La luz del día más cruda, la racionalidad a toda costa, la vida
lúcida, fría, previsora, consciente, sin instintos y en oposición
a ellos, no era más que una enfermedad diferente; no era de ninguna
manera un medio de retomar a la «virtud», a la «salud», a la
felicidad... «Hay que luchar contra los instintos» representa la
fórmula de la decadencia. Cuando la vida es ascendente, la felicidad
se identifica con el instinto.
12
¿Llegó a entender
esto el más inteligente de cuantos se han engañado a sí mismos?
¿Acabó diciéndose esto, en medio de la sabiduría de su valiente
enfrentamiento con la muerte? Y es que Sócrates quería morir.
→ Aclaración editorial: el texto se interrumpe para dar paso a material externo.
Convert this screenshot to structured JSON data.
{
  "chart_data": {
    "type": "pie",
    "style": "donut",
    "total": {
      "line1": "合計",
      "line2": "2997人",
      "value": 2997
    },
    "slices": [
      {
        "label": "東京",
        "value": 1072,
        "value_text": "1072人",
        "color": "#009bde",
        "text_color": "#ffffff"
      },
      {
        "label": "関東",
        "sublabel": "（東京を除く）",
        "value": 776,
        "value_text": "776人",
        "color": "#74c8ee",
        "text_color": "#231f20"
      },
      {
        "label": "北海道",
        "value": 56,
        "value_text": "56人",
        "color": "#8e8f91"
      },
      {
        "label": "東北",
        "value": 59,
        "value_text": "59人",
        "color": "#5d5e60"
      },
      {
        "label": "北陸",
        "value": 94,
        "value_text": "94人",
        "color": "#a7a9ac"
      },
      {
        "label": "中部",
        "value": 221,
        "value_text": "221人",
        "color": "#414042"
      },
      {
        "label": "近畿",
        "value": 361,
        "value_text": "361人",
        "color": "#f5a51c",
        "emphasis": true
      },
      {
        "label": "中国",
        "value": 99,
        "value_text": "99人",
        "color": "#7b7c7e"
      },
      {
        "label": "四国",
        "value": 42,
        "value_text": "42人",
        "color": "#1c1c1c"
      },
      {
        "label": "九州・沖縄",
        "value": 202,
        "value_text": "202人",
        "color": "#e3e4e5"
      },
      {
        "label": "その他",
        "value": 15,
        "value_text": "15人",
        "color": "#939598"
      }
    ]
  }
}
No
fue Atenas quien le entregó la copa de veneno; fue él quien la tomó
obligando a Atenas a dársela... «Sócrates no es un médico —se
dijo a sí mismo en voz baja—; aquí no hay más médico que la
muerte... Sócrates no ha hecho más que estar enfermo durante mucho
tiempo...»
Cuestiones:
- ¿Cómo concebían los sabios, según la tradición, la vida y cómo la ve Nietzsche?
- ¿Qué razón alega el texto para afirmar que los juicios sobre la vida no pueden ser nunca verdaderos?
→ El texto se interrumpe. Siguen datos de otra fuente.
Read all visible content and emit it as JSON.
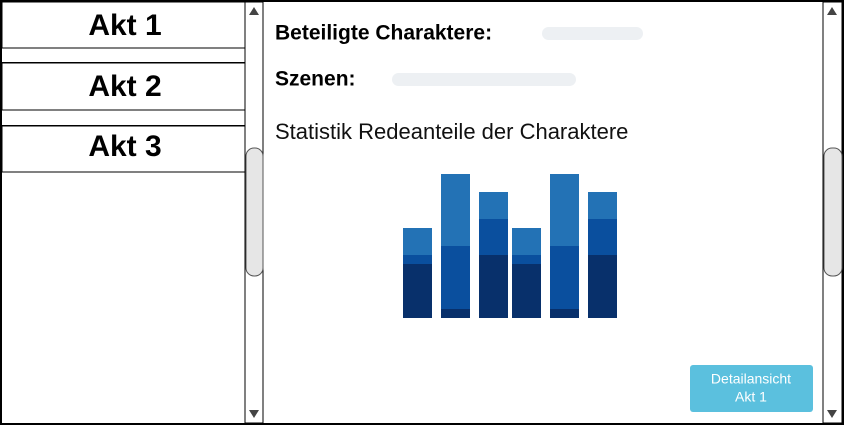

- El consenso de los sabios sobre que la vida no vale nada ¿por qué lo relaciona Nietzsche con su fisiología de los supuestos sabios?
- ¿Por qué la dialéctica es cosa de la chusma?
- ¿Qué pretende el que ejerce la dialéctica?
- ¿Por qué afirma el texto: “Y Sócrates comprendió que todos tenían necesidad de él: de sus remedios, de sus cuidados, de su habilidad personal para autoconservarse”? Razona la respuesta.
- Según Nietzsche, ¿se superó la decadencia de Grecia o se acentuó? Razona la respuesta.
- Explica las ideas más importantes que Nietzsche asocia a Sócrates.
- Explica el significado de los términos Vida, decadencia, citando el texto.Sintetiza las ideas del texto mostrando en tu resumen la estructura argumentativa o expositiva del texto.